Firstly, we anaesthetise your tooth and the gum tissue around the tooth. Then we very carefully shape your tooth. The amount removed depends on the type of dental crown that we will use (for instance, all-metal crowns are thinner, requiring less tooth structure removal than all-porcelain or porcelain-fused-to-metal ones). If, on the other hand, a large area of the tooth is missing (due to decay or damage), we will use filling material to “build up” the tooth to support the dental crown.
After reshaping the tooth, we will use impression paste or putty to make an impression of the tooth to receive the crown.
A dental technician will use these impressions and fabricate a dental crown for your tooth. This may take anything up to 2 weeks. We will send you home with well-fitting temporary dental crown(s) so that you can continue to use your tooth/ teeth during the time the dental crown(s) is/ are made.
Second Visit: Receiving the permanent dental crown
At your second visit, your dentist will remove your temporary crown and check the fit and colour of the permanent crown. If everything is acceptable, a local anaesthetic will be used to numb the tooth and the new crown is permanently cemented in.
How should I care for my temporary dental crown?

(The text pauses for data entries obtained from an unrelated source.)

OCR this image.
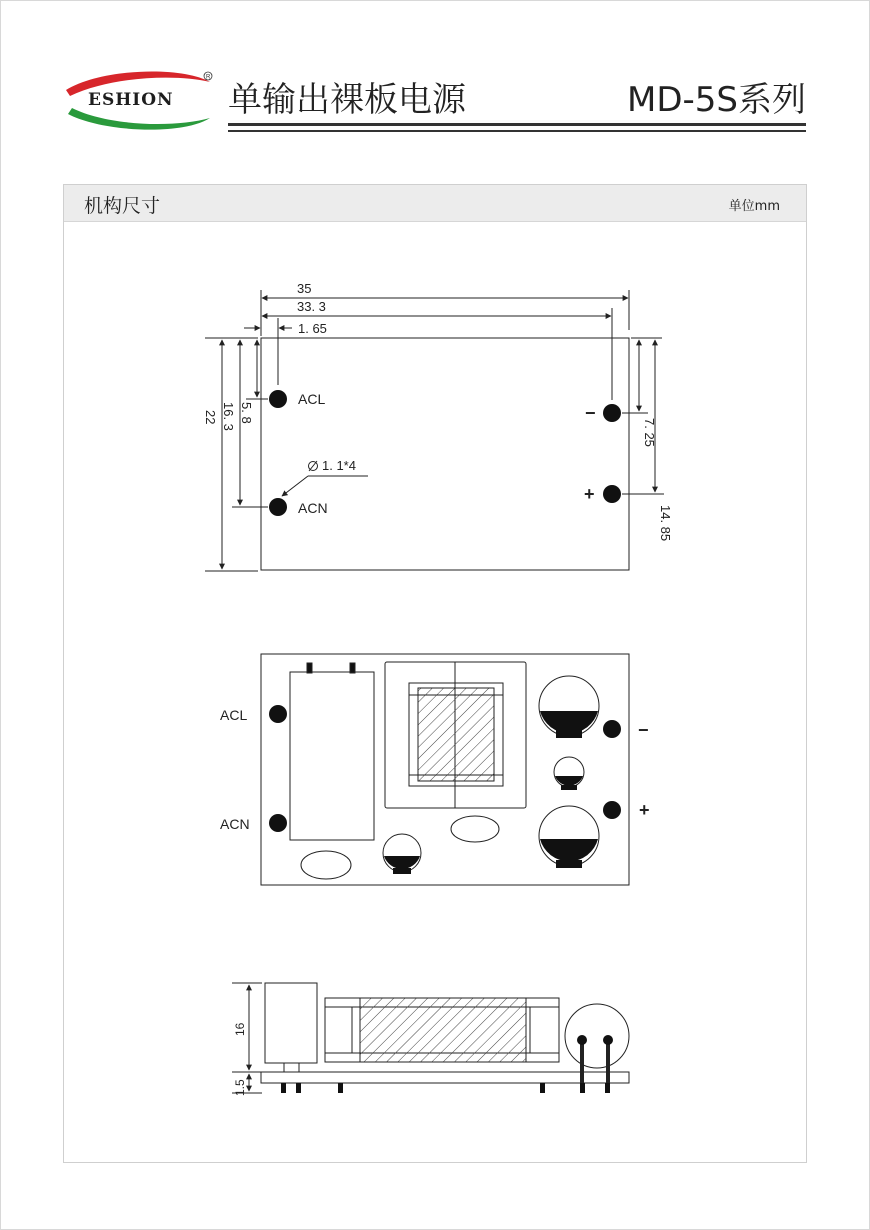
R
ESHION 单输出裸板电源	MD-5S系列
机构尺寸	单位mm
35
33. 3
1. 65
1. 1*4
22 16. 3 5. 8
7. 25
14. 85
ACL
ACN
−
+
ACL
ACN
−
+
16
1.5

Because temporary dental crowns are just that — a temporary fix until a permanent crown is ready, most dentists suggest that a few precautions be taken with your temporary crown. These include:
- Avoid sticky, chewy foods (for example, chewing gum, caramel), which have the potential of grabbing and pulling off the crown.
- Minimise use of the side of your mouth with the temporary crown. Shift the bulk of your chewing to the other side of your mouth.

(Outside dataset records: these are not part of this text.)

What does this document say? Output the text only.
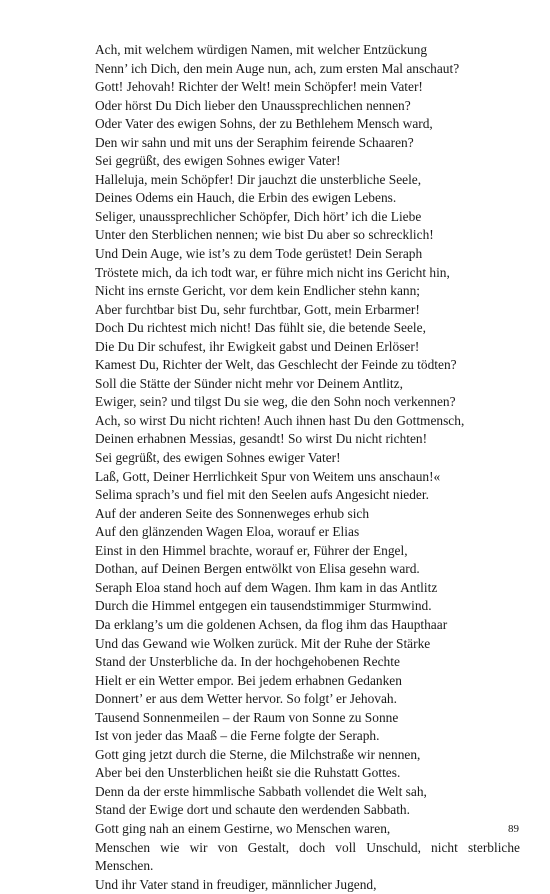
Ach, mit welchem würdigen Namen, mit welcher Entzückung
Nenn’ ich Dich, den mein Auge nun, ach, zum ersten Mal anschaut?
Gott! Jehovah! Richter der Welt! mein Schöpfer! mein Vater!
Oder hörst Du Dich lieber den Unaussprechlichen nennen?
Oder Vater des ewigen Sohns, der zu Bethlehem Mensch ward,
Den wir sahn und mit uns der Seraphim feirende Schaaren?
Sei gegrüßt, des ewigen Sohnes ewiger Vater!
Halleluja, mein Schöpfer! Dir jauchzt die unsterbliche Seele,
Deines Odems ein Hauch, die Erbin des ewigen Lebens.
Seliger, unaussprechlicher Schöpfer, Dich hört’ ich die Liebe
Unter den Sterblichen nennen; wie bist Du aber so schrecklich!
Und Dein Auge, wie ist’s zu dem Tode gerüstet! Dein Seraph
Tröstete mich, da ich todt war, er führe mich nicht ins Gericht hin,
Nicht ins ernste Gericht, vor dem kein Endlicher stehn kann;
Aber furchtbar bist Du, sehr furchtbar, Gott, mein Erbarmer!
Doch Du richtest mich nicht! Das fühlt sie, die betende Seele,
Die Du Dir schufest, ihr Ewigkeit gabst und Deinen Erlöser!
Kamest Du, Richter der Welt, das Geschlecht der Feinde zu tödten?
Soll die Stätte der Sünder nicht mehr vor Deinem Antlitz,
Ewiger, sein? und tilgst Du sie weg, die den Sohn noch verkennen?
Ach, so wirst Du nicht richten! Auch ihnen hast Du den Gottmensch,
Deinen erhabnen Messias, gesandt! So wirst Du nicht richten!
Sei gegrüßt, des ewigen Sohnes ewiger Vater!
Laß, Gott, Deiner Herrlichkeit Spur von Weitem uns anschaun!«
Selima sprach’s und fiel mit den Seelen aufs Angesicht nieder.
Auf der anderen Seite des Sonnenweges erhub sich
Auf den glänzenden Wagen Eloa, worauf er Elias
Einst in den Himmel brachte, worauf er, Führer der Engel,
Dothan, auf Deinen Bergen entwölkt von Elisa gesehn ward.
Seraph Eloa stand hoch auf dem Wagen. Ihm kam in das Antlitz
Durch die Himmel entgegen ein tausendstimmiger Sturmwind.
Da erklang’s um die goldenen Achsen, da flog ihm das Haupthaar
Und das Gewand wie Wolken zurück. Mit der Ruhe der Stärke
Stand der Unsterbliche da. In der hochgehobenen Rechte
Hielt er ein Wetter empor. Bei jedem erhabnen Gedanken
Donnert’ er aus dem Wetter hervor. So folgt’ er Jehovah.
Tausend Sonnenmeilen – der Raum von Sonne zu Sonne
Ist von jeder das Maaß – die Ferne folgte der Seraph.
Gott ging jetzt durch die Sterne, die Milchstraße wir nennen,
Aber bei den Unsterblichen heißt sie die Ruhstatt Gottes.
Denn da der erste himmlische Sabbath vollendet die Welt sah,
Stand der Ewige dort und schaute den werdenden Sabbath.
Gott ging nah an einem Gestirne, wo Menschen waren,
Menschen wie wir von Gestalt, doch voll Unschuld, nicht sterbliche
Menschen.
Und ihr Vater stand in freudiger, männlicher Jugend,
89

- Avoid chewing hard foods (such as raw vegetables), which could dislodge or break the crown.
- Slide flossing material out-rather than lifting out-when cleaning your teeth. Lifting the floss out, as you normally would, might pull off the temporary crown.
What problems could develop with a dental crown?

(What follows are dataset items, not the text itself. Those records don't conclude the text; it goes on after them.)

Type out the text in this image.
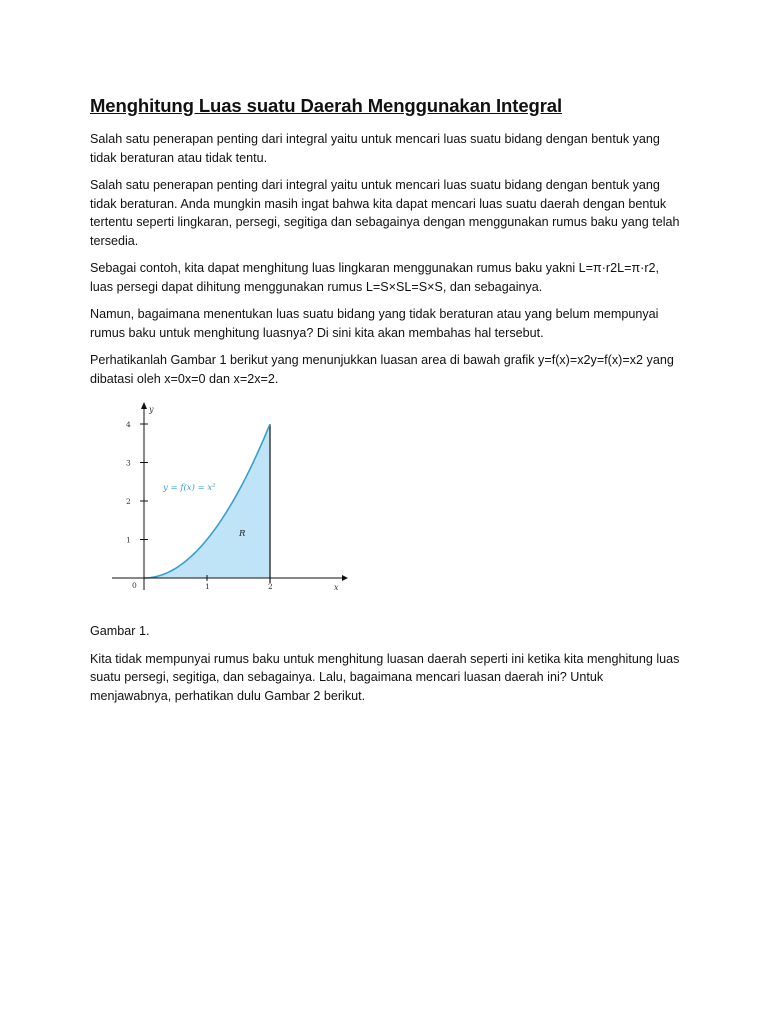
Menghitung Luas suatu Daerah Menggunakan Integral

Salah satu penerapan penting dari integral yaitu untuk mencari luas suatu bidang dengan bentuk yang tidak beraturan atau tidak tentu.

Salah satu penerapan penting dari integral yaitu untuk mencari luas suatu bidang dengan bentuk yang tidak beraturan. Anda mungkin masih ingat bahwa kita dapat mencari luas suatu daerah dengan bentuk tertentu seperti lingkaran, persegi, segitiga dan sebagainya dengan menggunakan rumus baku yang telah tersedia.

Sebagai contoh, kita dapat menghitung luas lingkaran menggunakan rumus baku yakni L=π·r2L=π·r2, luas persegi dapat dihitung menggunakan rumus L=S×SL=S×S, dan sebagainya.

Namun, bagaimana menentukan luas suatu bidang yang tidak beraturan atau yang belum mempunyai rumus baku untuk menghitung luasnya? Di sini kita akan membahas hal tersebut.

Perhatikanlah Gambar 1 berikut yang menunjukkan luasan area di bawah grafik y=f(x)=x2y=f(x)=x2 yang dibatasi oleh x=0x=0 dan x=2x=2.

1	2
1
2
3
4
x
y
0
y = f(x) = x²
R

Gambar 1.

Kita tidak mempunyai rumus baku untuk menghitung luasan daerah seperti ini ketika kita menghitung luas suatu persegi, segitiga, dan sebagainya. Lalu, bagaimana mencari luasan daerah ini? Untuk menjawabnya, perhatikan dulu Gambar 2 berikut.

- Discomfort or sensitivity
Your newly crowned tooth may be sensitive immediately after the procedure as the anaesthesia begins to wear off. If the tooth that has been crowned still has a nerve in it, you may experience some heat and cold sensitivity. Your dentist may recommend that you brush your teeth with toothpaste designed for sensitive teeth. Pain or sensitivity that occurs when you bite down usually means that the crown is too high on the tooth. If this is the case, call your dentist. He or she can easily fix this problem.
- Chipped crown
Crowns made of all porcelain can sometimes chip. If the chip is small, a composite resin can be used to repair the chip with the crown remaining in your mouth. If the chipping is extensive, the crown may need to be replaced.
- Loose crown
Sometimes the cement washes out from under the crown. Not only does this allow the crown to become loose, it allows bacteria to leak in and cause decay to the tooth that remains. If your crown feels loose, contact your dentist’s office.
- Dark line on crowned tooth next to the gum line
A dark line next to the gum line of your crowned tooth is normal, particularly if you have a porcelain-fused-to-metal crown. This dark line is simply the metal of the crown showing through.
How long do dental crowns last?
You should expect a well fitting dental crown to work reliably well for over a decade. The life span of a dental crown depends on the amount of “wear and tear” a particular dental crown undergoes. Also how well you follow good oral hygiene practices will affect the life expectency of your dental crown. Finally, your personal mouth-related habits such as grinding or clenching your teeth will have a significant effect on the prognosis of your dental crown.